- The Bank of Eritrea has issued new regulations regarding foreign currencies and imports. According to the new restrictions, all transactions in Eritrea are now to be settled in Nakfa, the national currency, and importations are made more complicated as an authorisation first must be achieved from the Bank.
Eritrea is facing an ever-growing deficit of foreign currencies, which for a long time has affected national citizens. Limited means of importing oil forced authorities to introduce a fuel rationing coupon system already in September 2003. Although the fuel crisis has eased somewhat the last few months, petrol is still expensive and hard to get.
In yet another move to address Eritrea's declining level of foreign currency reserves, the Bank of Eritrea this month issued a new Legal Notice on "Regulations regarding Foreign Currency Deposit Accounts, Settlement for Domestic Transactions, Currency Remittance and Exchange, […] and Importers." The decree restricts all transactions involving foreign currencies, including all imports.
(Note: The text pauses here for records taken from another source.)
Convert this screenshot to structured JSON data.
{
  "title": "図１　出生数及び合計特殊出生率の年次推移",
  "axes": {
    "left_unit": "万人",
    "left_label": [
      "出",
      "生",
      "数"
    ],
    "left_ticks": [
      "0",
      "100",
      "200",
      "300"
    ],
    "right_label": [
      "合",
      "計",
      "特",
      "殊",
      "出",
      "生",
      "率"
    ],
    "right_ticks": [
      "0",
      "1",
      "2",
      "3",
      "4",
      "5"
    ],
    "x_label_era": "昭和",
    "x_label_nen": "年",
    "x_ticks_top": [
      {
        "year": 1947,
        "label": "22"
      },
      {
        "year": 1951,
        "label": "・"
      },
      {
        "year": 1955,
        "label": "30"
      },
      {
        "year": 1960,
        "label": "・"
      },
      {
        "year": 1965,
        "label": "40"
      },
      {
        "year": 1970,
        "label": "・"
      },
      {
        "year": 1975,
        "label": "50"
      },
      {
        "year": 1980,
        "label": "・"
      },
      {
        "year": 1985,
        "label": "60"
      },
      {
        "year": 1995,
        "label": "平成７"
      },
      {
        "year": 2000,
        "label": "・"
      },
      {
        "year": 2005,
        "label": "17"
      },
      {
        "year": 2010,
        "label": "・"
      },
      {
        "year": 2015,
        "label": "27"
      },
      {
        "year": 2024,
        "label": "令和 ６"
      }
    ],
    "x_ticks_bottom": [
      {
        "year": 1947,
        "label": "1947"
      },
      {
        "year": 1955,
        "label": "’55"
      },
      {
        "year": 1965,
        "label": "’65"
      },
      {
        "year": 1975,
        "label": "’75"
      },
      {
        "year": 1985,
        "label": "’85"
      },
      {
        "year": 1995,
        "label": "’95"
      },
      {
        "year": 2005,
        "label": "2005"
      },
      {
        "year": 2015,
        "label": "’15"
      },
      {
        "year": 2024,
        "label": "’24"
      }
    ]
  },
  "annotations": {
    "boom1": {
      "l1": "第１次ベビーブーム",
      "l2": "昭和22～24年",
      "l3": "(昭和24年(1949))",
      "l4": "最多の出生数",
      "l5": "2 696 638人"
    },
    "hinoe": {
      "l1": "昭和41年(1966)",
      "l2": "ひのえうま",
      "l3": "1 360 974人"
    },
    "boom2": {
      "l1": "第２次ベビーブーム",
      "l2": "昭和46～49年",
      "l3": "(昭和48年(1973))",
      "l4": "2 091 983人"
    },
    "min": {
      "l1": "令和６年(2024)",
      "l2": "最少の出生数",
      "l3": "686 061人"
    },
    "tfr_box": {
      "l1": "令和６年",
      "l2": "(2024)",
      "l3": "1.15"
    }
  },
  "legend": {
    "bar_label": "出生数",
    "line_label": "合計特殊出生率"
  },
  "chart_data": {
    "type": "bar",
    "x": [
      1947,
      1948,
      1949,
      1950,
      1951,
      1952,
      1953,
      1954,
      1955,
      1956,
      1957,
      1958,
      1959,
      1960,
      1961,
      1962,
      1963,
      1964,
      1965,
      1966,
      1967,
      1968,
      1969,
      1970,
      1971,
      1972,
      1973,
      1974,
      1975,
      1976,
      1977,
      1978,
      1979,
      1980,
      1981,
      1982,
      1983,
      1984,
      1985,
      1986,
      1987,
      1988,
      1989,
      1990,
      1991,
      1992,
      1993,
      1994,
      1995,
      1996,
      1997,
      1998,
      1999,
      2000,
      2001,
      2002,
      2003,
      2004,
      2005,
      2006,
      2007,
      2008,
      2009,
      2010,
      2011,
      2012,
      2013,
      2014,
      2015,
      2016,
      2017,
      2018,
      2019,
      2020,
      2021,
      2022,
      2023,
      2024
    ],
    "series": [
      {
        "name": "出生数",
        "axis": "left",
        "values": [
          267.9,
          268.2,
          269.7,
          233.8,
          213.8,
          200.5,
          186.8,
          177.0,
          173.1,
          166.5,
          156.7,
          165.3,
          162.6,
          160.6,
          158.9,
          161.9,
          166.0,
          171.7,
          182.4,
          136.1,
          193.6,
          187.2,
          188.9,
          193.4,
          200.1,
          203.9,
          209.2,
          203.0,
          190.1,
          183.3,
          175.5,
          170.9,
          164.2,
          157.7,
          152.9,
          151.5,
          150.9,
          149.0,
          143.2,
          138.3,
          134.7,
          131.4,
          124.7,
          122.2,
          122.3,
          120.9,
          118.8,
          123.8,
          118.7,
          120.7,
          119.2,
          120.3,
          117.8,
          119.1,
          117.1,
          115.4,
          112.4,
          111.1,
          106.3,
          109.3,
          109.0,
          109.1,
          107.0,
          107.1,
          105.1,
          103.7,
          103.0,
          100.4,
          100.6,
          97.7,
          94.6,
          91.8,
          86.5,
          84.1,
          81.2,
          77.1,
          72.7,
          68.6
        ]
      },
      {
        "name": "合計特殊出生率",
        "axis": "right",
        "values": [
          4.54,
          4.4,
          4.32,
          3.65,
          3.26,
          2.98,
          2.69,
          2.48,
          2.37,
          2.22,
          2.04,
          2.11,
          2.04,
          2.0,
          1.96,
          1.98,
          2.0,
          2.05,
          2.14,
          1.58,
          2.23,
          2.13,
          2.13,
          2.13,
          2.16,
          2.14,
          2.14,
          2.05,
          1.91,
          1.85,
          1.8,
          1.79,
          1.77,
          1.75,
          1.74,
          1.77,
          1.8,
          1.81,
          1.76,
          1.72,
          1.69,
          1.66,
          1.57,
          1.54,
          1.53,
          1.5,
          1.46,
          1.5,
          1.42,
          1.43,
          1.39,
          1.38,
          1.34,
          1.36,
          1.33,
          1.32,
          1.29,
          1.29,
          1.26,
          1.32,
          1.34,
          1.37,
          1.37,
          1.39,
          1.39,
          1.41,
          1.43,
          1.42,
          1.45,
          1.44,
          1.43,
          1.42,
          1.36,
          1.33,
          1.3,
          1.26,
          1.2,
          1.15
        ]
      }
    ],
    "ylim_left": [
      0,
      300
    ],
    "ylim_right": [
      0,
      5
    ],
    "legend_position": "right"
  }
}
The Bank's new legal notice states that unless the Bank of Eritrea specially authorises receipt in foreign currency, "all transactions in Eritrea shall be settled in Nakfa." This also means that transactions from Eritreans in the Diaspora to their families in Eritrea from now on only are paid out in Nafka, and according to the still overvalued official exchange rate.
In a small concession to traders and others doing international transactions, however, the Bank has slightly altered the state-defined exchange rate. The official exchange rate has per decree been increased from 13.50 to 15.00 ERN per US dollar. The Nafka however still remains overvalued.
Also all kinds of imports to Eritrea are affected by the new regulations. Importers - individuals as well as institutions - will now be obliged to complete forms prepared by the Bank of Eritrea. Goods for which such forms have not been completed "shall not be allowed into the country," according to the Bank's decree.
The new regulations will deteriorate the business climate in Eritrea even more. State control is reaching a close-to-total level and the new decrees by the Bank of Eritrea give no guarantees against arbitrary decisions by the Bank. Import licences may be refused. The business climate in Eritrea is already noted by a great dominance of state companies and tight business licensing procedures, which require the submission of business plans.
The increasing economic isolation and the almost total halt in development aid from donor countries has put the financial situation of Eritrea in a critical position. The IMF for years has warned Eritrean authorities against its "unsustainable" monetary and foreign exchange rate system. According to the Fund, Eritrea's monetary and exchange rate policy is "entirely subordinated to the large financing needs of government."
The new import and foreign currency regulations also affect the many humanitarian organisations and UN agencies working to address the effects of the drought in the country. The World Food Programme (WFP) is paying close attention to the new regulations, which also will affect its food imports and cash transactions.